Must be done when the Directory Server is running, live.
(ldif2db will overwrite, see below).
FEDORA-DS
ldapadd -x -W -c -D "cn=Directory Manager" -h ldapsvr -f data.ldif
ldapadd is really "ldapmodify -a", so it share the same options, see below
Sample data.ldif file used to add a user, a group and simple automountmap entry for the home directory.
#
# add a user
#
dn: uid=tin,ou=People,l=sf,c=us,dc=unixville,dc=com
uid: tin
cn: Tin Ho
givenName: Tin
sn: Ho
mail: tho01@yahoo.com
objectClass: person
objectClass: organizationalPerson
objectClass: inetOrgPerson
objectClass: posixAccount
objectClass: top
userPassword: {crypt}solarisShadowOk
loginShell: /bin/bash
uidNumber: 168
gidNumber: 168
homeDirectory: /nfshome/tin
gecos: optional NIS gecos field
#
# eg for adding a group
#
dn: cn=sn-group,ou=Groups,l=sf,c=us,dc=unixville,dc=com
objectClass: posixGroup
objectClass: top
cn: sn-group
gidNumber: 168
memberUid: moazam
memberUid: rlee
memberUid: lys
#
# eg for automount entry (automount object need to be already defined prior to this add)
# this form is acceptable by Solaris and new Linux autofs (ditto for Aix and Hpox,
# but the old linux autofs will not understand it, so get rpm 4.1.3-174 or newer)
#
dn: automountKey=tin,automountMapName=auto_nfshome,l=sf,c=us,dc=unixville,dc=com
objectClass: automount
automountKey: tin
cn: tin
automountInformation: -rw casper:/export/home/&
When first setting up LDAP repository, initial maps for auto.master, auto.nfshome, etc need to be defined. It maybe easier to do this using the GUI, see
below.
The LDIF files defined here can be used for addition or verification in subsequent ldapsearch.

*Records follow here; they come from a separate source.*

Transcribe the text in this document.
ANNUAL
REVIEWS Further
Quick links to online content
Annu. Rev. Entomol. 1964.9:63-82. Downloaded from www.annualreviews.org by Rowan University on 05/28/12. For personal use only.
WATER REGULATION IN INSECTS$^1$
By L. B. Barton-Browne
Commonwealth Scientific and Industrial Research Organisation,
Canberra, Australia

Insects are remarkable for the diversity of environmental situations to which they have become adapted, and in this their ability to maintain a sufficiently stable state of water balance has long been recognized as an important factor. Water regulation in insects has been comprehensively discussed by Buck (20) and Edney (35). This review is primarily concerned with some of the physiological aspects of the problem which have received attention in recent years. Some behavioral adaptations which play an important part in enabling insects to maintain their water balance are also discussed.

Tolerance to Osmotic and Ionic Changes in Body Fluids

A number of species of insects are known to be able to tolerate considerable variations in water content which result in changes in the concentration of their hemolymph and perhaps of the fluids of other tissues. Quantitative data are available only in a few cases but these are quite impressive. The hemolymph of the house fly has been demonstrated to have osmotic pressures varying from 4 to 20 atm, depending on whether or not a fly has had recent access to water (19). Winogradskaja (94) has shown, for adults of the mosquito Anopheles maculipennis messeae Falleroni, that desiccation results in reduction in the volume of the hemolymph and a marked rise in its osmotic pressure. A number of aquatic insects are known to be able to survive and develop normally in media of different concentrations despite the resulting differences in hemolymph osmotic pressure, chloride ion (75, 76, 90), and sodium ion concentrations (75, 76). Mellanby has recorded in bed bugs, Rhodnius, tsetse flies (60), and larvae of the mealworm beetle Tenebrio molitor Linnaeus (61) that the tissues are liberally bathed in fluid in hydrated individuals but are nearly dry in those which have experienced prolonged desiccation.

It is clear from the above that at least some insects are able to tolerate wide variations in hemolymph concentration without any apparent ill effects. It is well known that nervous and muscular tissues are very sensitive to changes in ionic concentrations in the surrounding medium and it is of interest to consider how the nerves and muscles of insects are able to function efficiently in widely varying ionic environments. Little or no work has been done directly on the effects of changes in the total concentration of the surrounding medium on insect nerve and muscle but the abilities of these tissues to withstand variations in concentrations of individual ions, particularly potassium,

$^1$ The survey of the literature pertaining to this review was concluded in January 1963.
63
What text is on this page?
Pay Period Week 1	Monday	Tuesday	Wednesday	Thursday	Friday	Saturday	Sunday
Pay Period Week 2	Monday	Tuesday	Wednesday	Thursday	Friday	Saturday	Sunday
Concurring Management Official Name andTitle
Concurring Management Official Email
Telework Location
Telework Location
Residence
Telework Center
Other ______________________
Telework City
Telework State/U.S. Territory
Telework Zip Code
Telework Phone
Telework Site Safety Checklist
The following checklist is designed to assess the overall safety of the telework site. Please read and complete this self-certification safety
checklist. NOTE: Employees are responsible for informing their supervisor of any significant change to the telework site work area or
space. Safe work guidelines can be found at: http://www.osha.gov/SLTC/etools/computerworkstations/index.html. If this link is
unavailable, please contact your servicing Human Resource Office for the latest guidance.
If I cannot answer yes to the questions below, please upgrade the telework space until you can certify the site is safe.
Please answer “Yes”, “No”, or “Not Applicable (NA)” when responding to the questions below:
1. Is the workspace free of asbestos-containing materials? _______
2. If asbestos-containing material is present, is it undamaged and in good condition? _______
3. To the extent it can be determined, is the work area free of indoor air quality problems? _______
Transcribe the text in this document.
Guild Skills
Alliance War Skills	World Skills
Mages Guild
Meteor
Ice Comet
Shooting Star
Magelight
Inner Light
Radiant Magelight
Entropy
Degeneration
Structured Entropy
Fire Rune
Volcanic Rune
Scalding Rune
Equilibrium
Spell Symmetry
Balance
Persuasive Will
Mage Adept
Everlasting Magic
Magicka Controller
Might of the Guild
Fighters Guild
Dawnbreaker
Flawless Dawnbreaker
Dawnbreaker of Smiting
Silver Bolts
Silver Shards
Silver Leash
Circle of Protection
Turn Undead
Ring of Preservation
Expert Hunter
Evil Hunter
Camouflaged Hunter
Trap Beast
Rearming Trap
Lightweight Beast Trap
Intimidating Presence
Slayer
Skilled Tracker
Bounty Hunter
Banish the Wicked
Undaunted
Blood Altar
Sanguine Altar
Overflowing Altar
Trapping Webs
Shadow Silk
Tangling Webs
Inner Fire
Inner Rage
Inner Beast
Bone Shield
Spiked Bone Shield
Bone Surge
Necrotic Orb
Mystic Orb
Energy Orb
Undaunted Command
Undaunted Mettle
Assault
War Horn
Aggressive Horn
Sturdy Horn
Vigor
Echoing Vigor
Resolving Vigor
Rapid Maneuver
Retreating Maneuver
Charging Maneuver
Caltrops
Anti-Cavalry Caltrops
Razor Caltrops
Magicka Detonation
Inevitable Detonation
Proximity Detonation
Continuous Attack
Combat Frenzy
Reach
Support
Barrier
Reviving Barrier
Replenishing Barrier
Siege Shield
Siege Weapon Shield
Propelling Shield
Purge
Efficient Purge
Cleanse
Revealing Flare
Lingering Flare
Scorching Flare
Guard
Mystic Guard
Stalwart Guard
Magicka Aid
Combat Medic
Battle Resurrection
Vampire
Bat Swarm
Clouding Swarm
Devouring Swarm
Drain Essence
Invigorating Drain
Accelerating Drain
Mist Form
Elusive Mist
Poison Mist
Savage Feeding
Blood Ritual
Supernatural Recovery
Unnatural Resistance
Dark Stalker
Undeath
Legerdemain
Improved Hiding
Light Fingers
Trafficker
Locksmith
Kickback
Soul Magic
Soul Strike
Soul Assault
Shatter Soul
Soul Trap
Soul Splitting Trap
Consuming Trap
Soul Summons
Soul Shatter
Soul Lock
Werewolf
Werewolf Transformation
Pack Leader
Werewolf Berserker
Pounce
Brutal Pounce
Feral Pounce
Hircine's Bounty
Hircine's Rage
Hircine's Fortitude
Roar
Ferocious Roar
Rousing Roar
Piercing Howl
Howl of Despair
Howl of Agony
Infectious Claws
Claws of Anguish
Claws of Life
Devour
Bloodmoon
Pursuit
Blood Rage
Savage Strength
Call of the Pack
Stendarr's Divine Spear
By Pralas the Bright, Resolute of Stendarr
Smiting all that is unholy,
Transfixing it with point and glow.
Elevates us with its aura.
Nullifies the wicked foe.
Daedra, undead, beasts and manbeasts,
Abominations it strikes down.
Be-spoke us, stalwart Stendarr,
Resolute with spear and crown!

Pay special attention to dot(.) vs underscore(_) below.
#
# auto.master direct map (Linux)
#
dn: automountMapName=auto.master,ou=sc,ou=ca,ou=na,dc=hybridauto,dc=com
objectClass: top
objectClass: automountMap
automountMapName: auto.master
dn: automountKey=/nfshome,automountMapName=auto.master,ou=sc,ou=ca,ou=na,dc=hybridauto,dc=com
objectClass: automount
automountKey: /nfshome
cn: /nfshome
automountInformation: ldap:automountMapName=auto_nfshome,ou=sc,ou=ca,ou=na,dc=hybridauto,dc=com
dn: automountKey=/net,automountMapName=auto.master,ou=sc,ou=ca,ou=na,dc=hybridauto,dc=com
objectClass: automount
automountKey: /net
cn: /net
automountInformation: -hosts
#
# auto_master direct map (Solaris?)
#
dn: automountMapName=auto_master,ou=sc,ou=ca,ou=na,dc=hybridauto,dc=com
objectClass: top
objectClass: automountMap
dn: automountKey=/nfshome,automountMapName=auto_master,ou=sc,ou=ca,ou=na,dc=hybridauto,dc=com
objectClass: automount
automountKey: /nfshome
automountInformation: auto_nfshome -rw,hard,intr,vers=3,rsize=32786,wsize=32786
dn: automountKey=/net,automountMapName=auto_master,ou=sc,ou=ca,ou=na,dc=hybridauto,dc=com
objectClass: automount
automountKey: /net
automountInformation: -hosts
#
# auto_nfshome
#
dn: automountMapName=auto_nfshome,ou=sc,ou=ca,ou=na,dc=hybridauto,dc=com
objectClass: top
objectClass: automountMap
ldapmodify
Change existing data already stored in the Directory Server
Solaris
ldapmodify -D uid=tinh,ou=people,dc=geneusa,dc=com -h ldapsvr -p 1389 -f ./data.ldif
FEDORA-DS
ldapmodify -x -W -c -D "cn=Directory Manager" -h ldapsvr -f data.ldif
-h specify the server to connect to to perform the add
-f FILENAME, if using path with filename, must use /full/path/to/file
If no filename is defined, ldapmodify expect all commands to come from std in, one line at a time;
empty line by itself to indicate end of record.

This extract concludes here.